Cerita / gambar: Arun Phuritat
Pulau Teshima adalah tempat dimana Museum Seni Teshima berada, museum seni yang hanya menampilkan karya seni dari satu seniman. Desain dan tata letak museum ini adalah karya Ryue Nishizawa, seorang arsitek dari SANAA. Mahakarya arsitektur ini merupakan hasil kolaborasinya dengan seorang seniman wanita, Rei Naito. Struktur bangunan Museum Seni Teshima ini selesai pada tahun 2010.
Bus kecil menuju Teshima Art Museum perlahan menaiki bukit dan melewati jalan yang berkelok tanpa terburu-buru. Pemandangan laut terlihat dari semak-semak dan pepohonan. Setibanya di Museum Seni Teshima yang terletak di sebuah bukit kecil, samudra tanpa batas terlihat di bagian bawah. Menengok kembali ke museum, kita dapat melihat struktur bangunan yang menyerupai bukit putih mirip dengan pesawat alien dari luar angkasa. Ia tampak menonjol dari ladang subur di sekitarnya. Kita juga dapat melihat jalan beton yang dengan anggunnya memanjang menuju ke kantor penjualan tiket, sebuah kotak beton persegi panjang di bawah bukit.
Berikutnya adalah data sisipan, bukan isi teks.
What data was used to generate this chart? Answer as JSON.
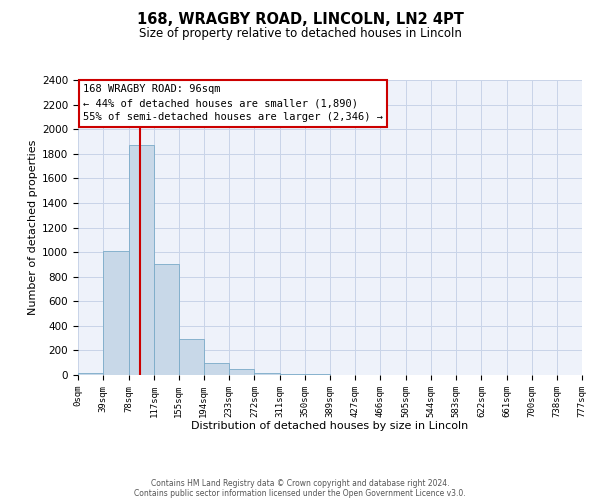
{
  "title": "168, WRAGBY ROAD, LINCOLN, LN2 4PT",
  "subtitle": "Size of property relative to detached houses in Lincoln",
  "xlabel": "Distribution of detached houses by size in Lincoln",
  "ylabel": "Number of detached properties",
  "annotation_title": "168 WRAGBY ROAD: 96sqm",
  "annotation_line1": "← 44% of detached houses are smaller (1,890)",
  "annotation_line2": "55% of semi-detached houses are larger (2,346) →",
  "footer_line1": "Contains HM Land Registry data © Crown copyright and database right 2024.",
  "footer_line2": "Contains public sector information licensed under the Open Government Licence v3.0.",
  "bar_color": "#c8d8e8",
  "bar_edge_color": "#7aaac8",
  "grid_color": "#c8d4e8",
  "background_color": "#eef2fa",
  "red_line_x": 96,
  "bin_edges": [
    0,
    39,
    78,
    117,
    155,
    194,
    233,
    272,
    311,
    350,
    389,
    427,
    466,
    505,
    544,
    583,
    622,
    661,
    700,
    738,
    777
  ],
  "bin_heights": [
    20,
    1010,
    1870,
    900,
    295,
    100,
    45,
    20,
    12,
    5,
    0,
    0,
    0,
    0,
    0,
    0,
    0,
    0,
    0,
    0
  ],
  "ylim": [
    0,
    2400
  ],
  "yticks": [
    0,
    200,
    400,
    600,
    800,
    1000,
    1200,
    1400,
    1600,
    1800,
    2000,
    2200,
    2400
  ],
  "tick_labels": [
    "0sqm",
    "39sqm",
    "78sqm",
    "117sqm",
    "155sqm",
    "194sqm",
    "233sqm",
    "272sqm",
    "311sqm",
    "350sqm",
    "389sqm",
    "427sqm",
    "466sqm",
    "505sqm",
    "544sqm",
    "583sqm",
    "622sqm",
    "661sqm",
    "700sqm",
    "738sqm",
    "777sqm"
  ]
}
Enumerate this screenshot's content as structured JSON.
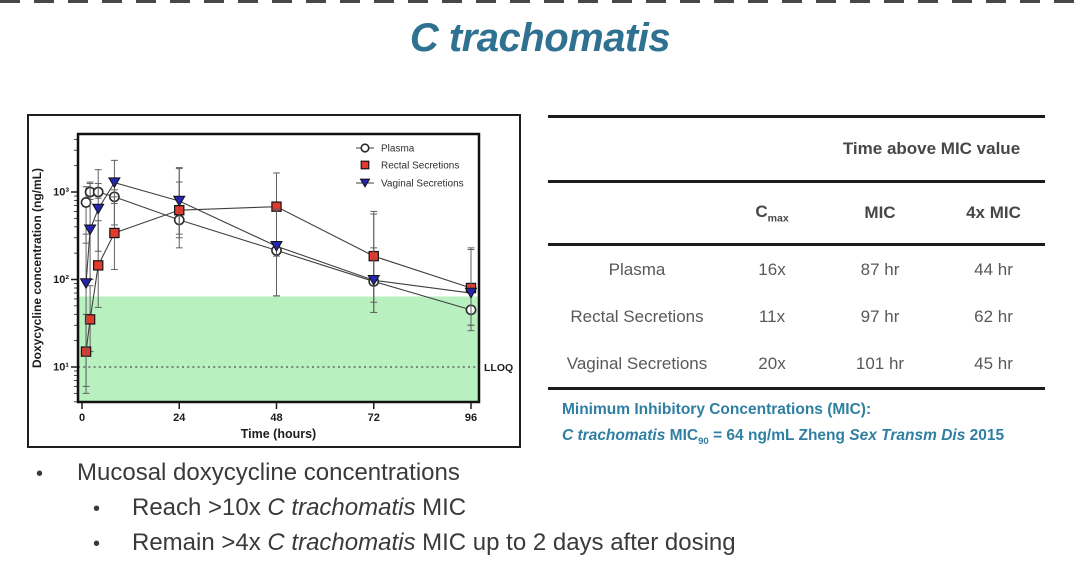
{
  "slide": {
    "title": "C trachomatis"
  },
  "chart": {
    "ylabel": "Doxycycline concentration (ng/mL)",
    "xlabel": "Time (hours)",
    "lloq_label": "LLOQ"
  },
  "chart_data": {
    "type": "line",
    "title": "",
    "xlabel": "Time (hours)",
    "ylabel": "Doxycycline concentration (ng/mL)",
    "y_scale": "log10",
    "xlim": [
      -1.5,
      97.5
    ],
    "ylim": [
      4,
      4600
    ],
    "x_ticks": [
      0,
      24,
      48,
      72,
      96
    ],
    "y_ticks": [
      {
        "value": 1000,
        "label": "10³"
      },
      {
        "value": 100,
        "label": "10²"
      },
      {
        "value": 10,
        "label": "10¹"
      }
    ],
    "grid": false,
    "legend_position": "top-right-inside",
    "lloq_line": {
      "value": 10,
      "style": "dotted",
      "label": "LLOQ"
    },
    "shaded_region": {
      "y_min": 4,
      "y_max": 64,
      "color": "#b8f0bf",
      "meaning": "below C trachomatis MIC90 (64 ng/mL)"
    },
    "error_bars": "shown, values approximate",
    "series": [
      {
        "name": "Plasma",
        "marker": "open-circle",
        "color": "#ffffff",
        "x": [
          1,
          2,
          4,
          8,
          24,
          48,
          72,
          96
        ],
        "y": [
          760,
          1000,
          1000,
          880,
          480,
          215,
          95,
          45
        ],
        "err_lo": [
          260,
          820,
          850,
          740,
          230,
          185,
          42,
          30
        ],
        "err_hi": [
          1150,
          1250,
          1250,
          1060,
          1300,
          270,
          230,
          70
        ]
      },
      {
        "name": "Rectal Secretions",
        "marker": "filled-square",
        "color": "#e23b2e",
        "x": [
          1,
          2,
          4,
          8,
          24,
          48,
          72,
          96
        ],
        "y": [
          15,
          35,
          145,
          340,
          620,
          680,
          185,
          80
        ],
        "err_lo": [
          6,
          15,
          48,
          130,
          300,
          65,
          55,
          26
        ],
        "err_hi": [
          40,
          85,
          470,
          880,
          1900,
          1650,
          600,
          230
        ]
      },
      {
        "name": "Vaginal Secretions",
        "marker": "filled-triangle-down",
        "color": "#2426ad",
        "x": [
          1,
          2,
          4,
          8,
          24,
          48,
          72,
          96
        ],
        "y": [
          90,
          370,
          640,
          1280,
          790,
          240,
          98,
          70
        ],
        "err_lo": [
          5,
          100,
          210,
          420,
          330,
          65,
          42,
          30
        ],
        "err_hi": [
          330,
          1300,
          1800,
          2300,
          1850,
          640,
          560,
          220
        ]
      }
    ]
  },
  "table": {
    "span_header": "Time above MIC value",
    "columns": {
      "cmax_base": "C",
      "cmax_sub": "max",
      "mic": "MIC",
      "four_x_mic": "4x MIC"
    },
    "rows": [
      {
        "label": "Plasma",
        "cmax": "16x",
        "mic": "87 hr",
        "four_x_mic": "44 hr"
      },
      {
        "label": "Rectal Secretions",
        "cmax": "11x",
        "mic": "97 hr",
        "four_x_mic": "62 hr"
      },
      {
        "label": "Vaginal Secretions",
        "cmax": "20x",
        "mic": "101 hr",
        "four_x_mic": "45 hr"
      }
    ]
  },
  "footnote": {
    "line1": "Minimum Inhibitory Concentrations (MIC):",
    "line2": {
      "italic1": "C trachomatis",
      "mid1": " MIC",
      "sub": "90",
      "mid2": " = 64 ng/mL Zheng ",
      "italic2": "Sex Transm Dis",
      "end": " 2015"
    }
  },
  "bullets": {
    "marker": "•",
    "main": "Mucosal doxycycline concentrations",
    "sub1": {
      "pre": "Reach >10x ",
      "italic": "C trachomatis",
      "post": " MIC"
    },
    "sub2": {
      "pre": "Remain >4x ",
      "italic": "C trachomatis",
      "post": " MIC up to 2 days after dosing"
    }
  },
  "colors": {
    "title": "#2e7191",
    "footnote": "#2f7fa2",
    "shaded_green": "#b8f0bf",
    "rectal_red": "#e23b2e",
    "vaginal_navy": "#2426ad"
  }
}
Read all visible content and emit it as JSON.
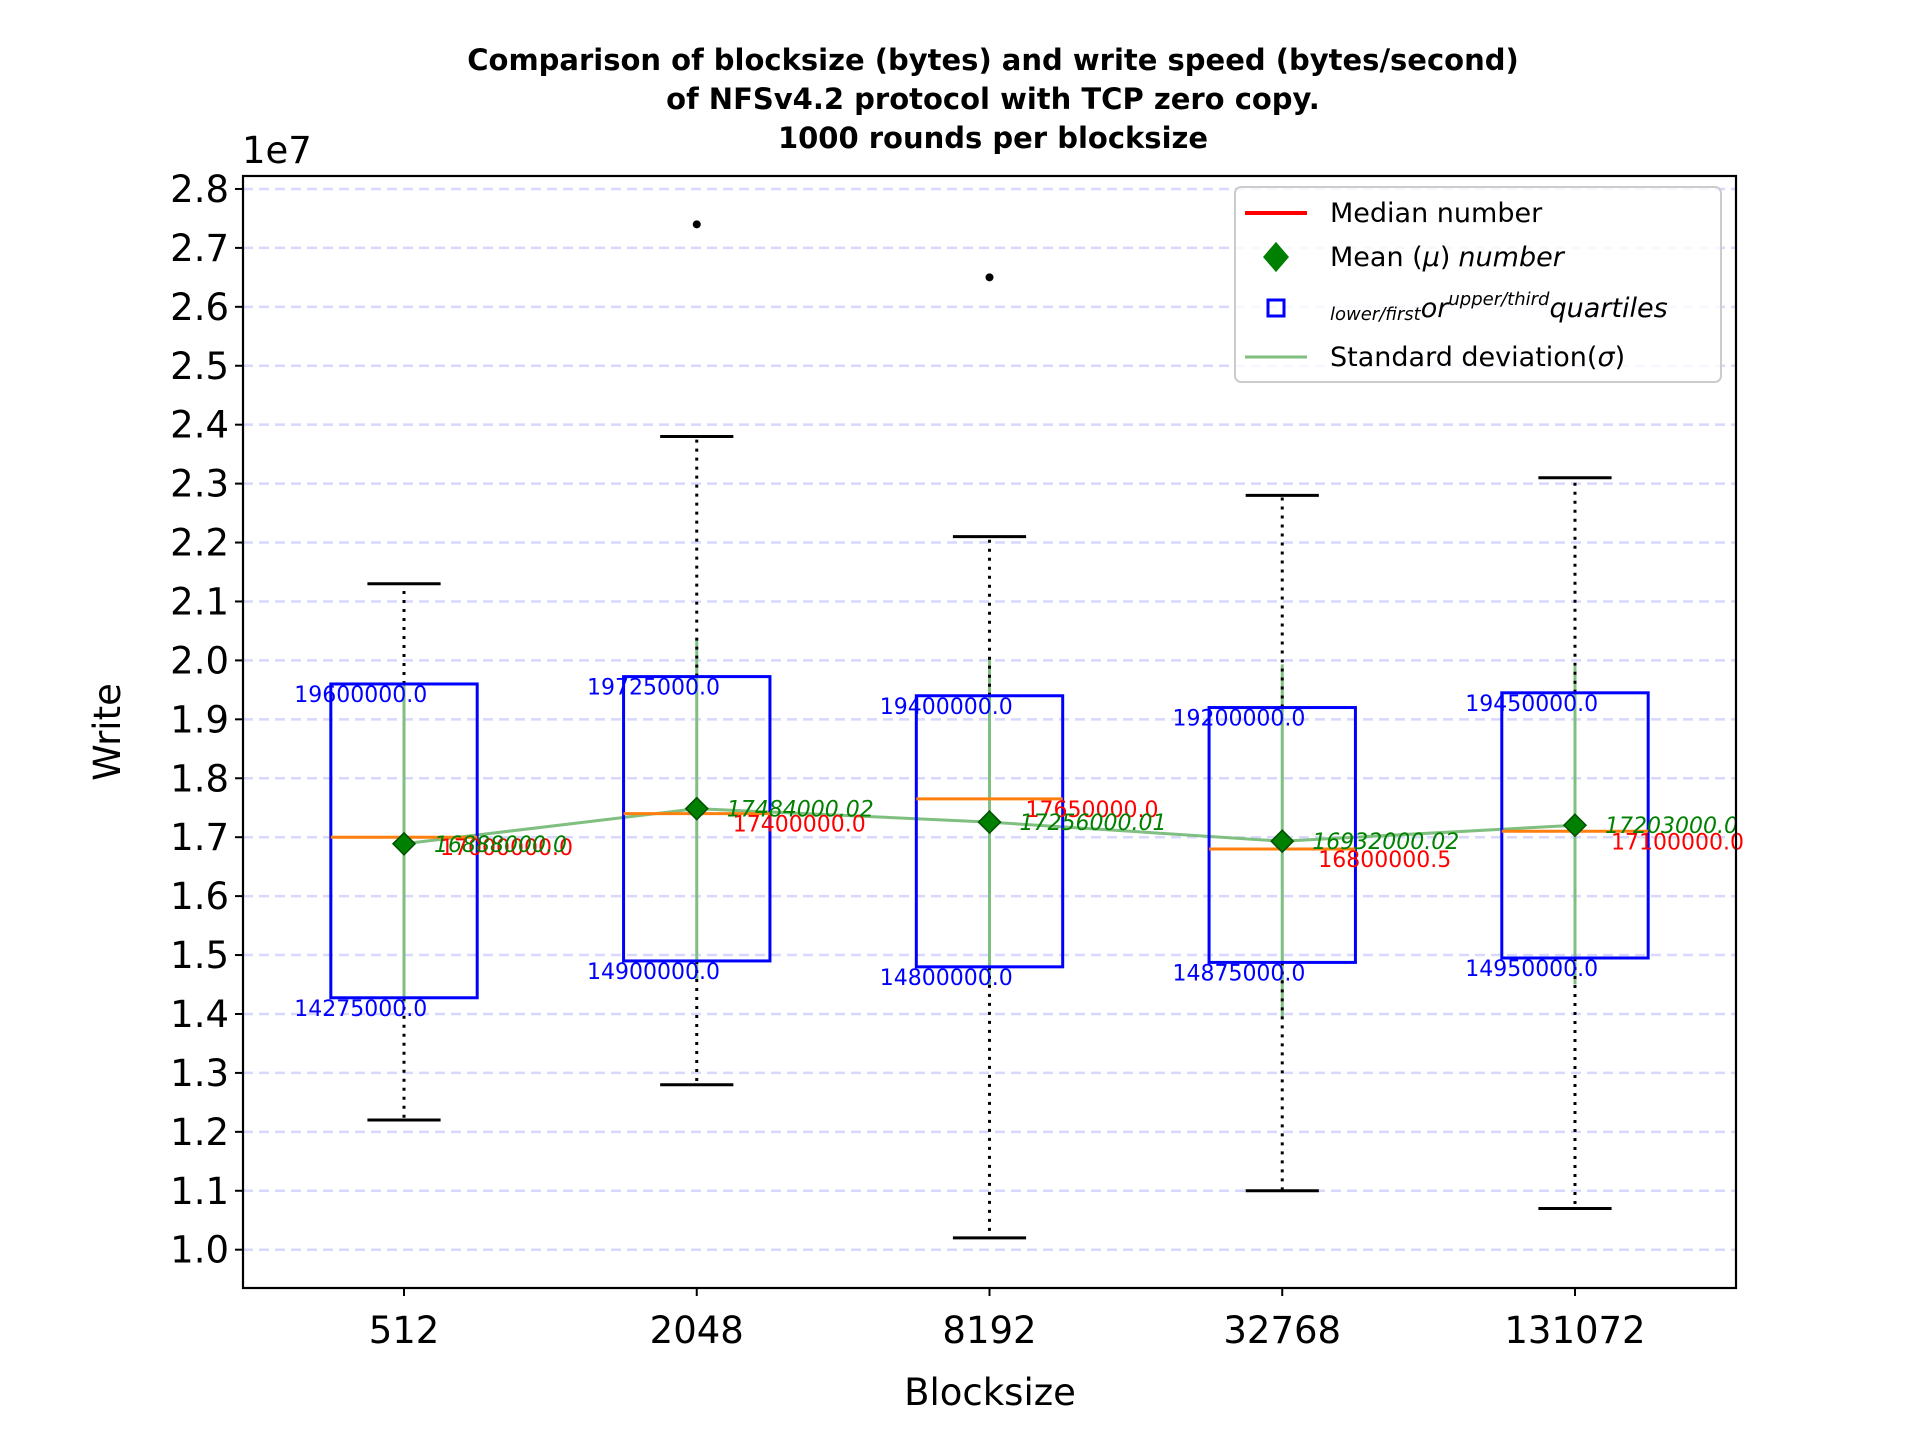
{
  "chart_data": {
    "type": "box",
    "title_lines": [
      "Comparison of blocksize (bytes) and write speed (bytes/second)",
      "of NFSv4.2 protocol with TCP zero copy.",
      "1000 rounds per blocksize"
    ],
    "xlabel": "Blocksize",
    "ylabel": "Write",
    "y_offset_label": "1e7",
    "ylim": [
      0.935,
      2.822
    ],
    "y_ticks": [
      1.0,
      1.1,
      1.2,
      1.3,
      1.4,
      1.5,
      1.6,
      1.7,
      1.8,
      1.9,
      2.0,
      2.1,
      2.2,
      2.3,
      2.4,
      2.5,
      2.6,
      2.7,
      2.8
    ],
    "y_tick_labels": [
      "1.0",
      "1.1",
      "1.2",
      "1.3",
      "1.4",
      "1.5",
      "1.6",
      "1.7",
      "1.8",
      "1.9",
      "2.0",
      "2.1",
      "2.2",
      "2.3",
      "2.4",
      "2.5",
      "2.6",
      "2.7",
      "2.8"
    ],
    "grid": "horizontal dashed",
    "legend_position": "top-right",
    "categories": [
      "512",
      "2048",
      "8192",
      "32768",
      "131072"
    ],
    "boxes": [
      {
        "category": "512",
        "whisker_low": 1.22,
        "q1": 1.4275,
        "median": 1.7,
        "mean": 1.6888,
        "q3": 1.96,
        "whisker_high": 2.13,
        "std": 0.27,
        "outliers": [],
        "q1_label": "14275000.0",
        "q3_label": "19600000.0",
        "median_label": "17000000.0",
        "mean_label": "16888000.0"
      },
      {
        "category": "2048",
        "whisker_low": 1.28,
        "q1": 1.49,
        "median": 1.74,
        "mean": 1.7484,
        "q3": 1.9725,
        "whisker_high": 2.38,
        "std": 0.29,
        "outliers": [
          2.74
        ],
        "q1_label": "14900000.0",
        "q3_label": "19725000.0",
        "median_label": "17400000.0",
        "mean_label": "17484000.02"
      },
      {
        "category": "8192",
        "whisker_low": 1.02,
        "q1": 1.48,
        "median": 1.765,
        "mean": 1.7256,
        "q3": 1.94,
        "whisker_high": 2.21,
        "std": 0.28,
        "outliers": [
          2.65
        ],
        "q1_label": "14800000.0",
        "q3_label": "19400000.0",
        "median_label": "17650000.0",
        "mean_label": "17256000.01"
      },
      {
        "category": "32768",
        "whisker_low": 1.1,
        "q1": 1.4875,
        "median": 1.68,
        "mean": 1.6932,
        "q3": 1.92,
        "whisker_high": 2.28,
        "std": 0.3,
        "outliers": [],
        "q1_label": "14875000.0",
        "q3_label": "19200000.0",
        "median_label": "16800000.5",
        "mean_label": "16932000.02"
      },
      {
        "category": "131072",
        "whisker_low": 1.07,
        "q1": 1.495,
        "median": 1.71,
        "mean": 1.7203,
        "q3": 1.945,
        "whisker_high": 2.31,
        "std": 0.27,
        "outliers": [],
        "q1_label": "14950000.0",
        "q3_label": "19450000.0",
        "median_label": "17100000.0",
        "mean_label": "17203000.0"
      }
    ],
    "legend": {
      "median": "Median number",
      "mean_prefix": "Mean (",
      "mean_mu": "μ",
      "mean_close": ")",
      "mean_suffix": "number",
      "quartile_sub1": "lower/first",
      "quartile_or": "or",
      "quartile_sup": "upper/third",
      "quartile_word": "quartiles",
      "std_prefix": "Standard deviation(",
      "std_sigma": "σ",
      "std_close": ")"
    },
    "colors": {
      "box": "#0000ff",
      "median": "#ff7f0e",
      "median_legend": "#ff0000",
      "median_label": "#ff0000",
      "mean": "#008000",
      "std": "#7fbf7f",
      "quartile_label": "#0000ff",
      "grid": "#d8d8ff",
      "whisker": "#000000"
    }
  }
}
Setelah menyimpan barang-barang di loker pribadi, kita musti bergegas dengan payung transparan di tangan agar terlindung dari gerimis yang tak kunjung berhenti. Jalan beton licin yang bersinar akibat hujan secara perlahan membawa kita ke hutan kecil. Setelah beberapa putaran, kita pun akan sampai di gedung pameran utama yang terlihat sangat mirip dengan UFO putih.
Arsitek, Ryue Nishizawa, terinspirasi oleh tetesan air yang berhasil mempertahankan bentuknya akibat tegangan permukaan, yang juga berhubungan dengan karya Rei Naito. Hasilnya adalah bangunan dengan cangkang beton yang melengkung seiring dengan kondisi geografisnya. Strukturnya berukuran 40×60 meter dan tinggi 4,60 meter. Di sini, kita belajar bahwa teknik penciptakan struktur beton raksasa ini dimulai dengan menciptakan lereng bukit dan melapisinya dengan lembaran karet untuk membuat bekisting. Bekisting kayu biasa tidak dapat diterapkan pada struktur ini karena bentuk struktur beton mengalir ke arah yang berbeda.
Ketika kita memasuki pintu masuk berbentuk seperti gua kecil, kita dapat melihat area luas yang terus mengalir. Bangunan ini tidak memiliki tiang kolom penahan beban sementara bukaan besar di atas gedung secara langsung menyambut angin, hujan, dan sinar matahari. Karya-karya Rei Naito memang sering menyoroti fenomena alam sekitar yang tidak dapat dilihat dengan mata telanjang seperti angin atau bermain dengan benda-benda mungil dalam sebuah pameran besar. Di sini, ia bekerja dengan tetesan air kecil yang perlahan-lahan muncul dari lantai dan benang tipis, sebagai cerminan gerakan air dan angin.Dalam hal ini, lantai dilapisi dengan larutan yang mencegah penyerapan air. Dengan demikian, lantai menjadi bersifat seperti daun teratai yang memungkinkan tetessan air bergerak bebas atau menyatu. Itulah mengapa sebagian tetesan dan hujan menyatu, sementara sebagian yang lain menyebar dan bergerak di sekitar lantai pameran.
Bukaan besar di tengah gedung adalah tempat di mana kita bisa melihat benang-benang mungil yang melengkung ke bawah. Namun, benang-benang tersebut sangatlah kecil yang bahkan mungkin tidak terlihat ketika bergerak dengan angin dan hujan. Beberapa karya seni kontemporer Jepang diam–diam mencoba mengekspos berbagai barang sehari-hari yang mungkin telah diabaikan. Seni karya Rei Naito adalah contoh dari karya semacam itu. Hal ini mirip dengan praktik budaya di Jepang seperti penataan taman dan upacara minum teh yang membawa manusia kembali ke alam dalam dimensi yang berbeda. Dalam keadaan seperti ini, waktu dan kesadaran membantu kita merasakan eksistensi saat ini melalui indra kita sendiri.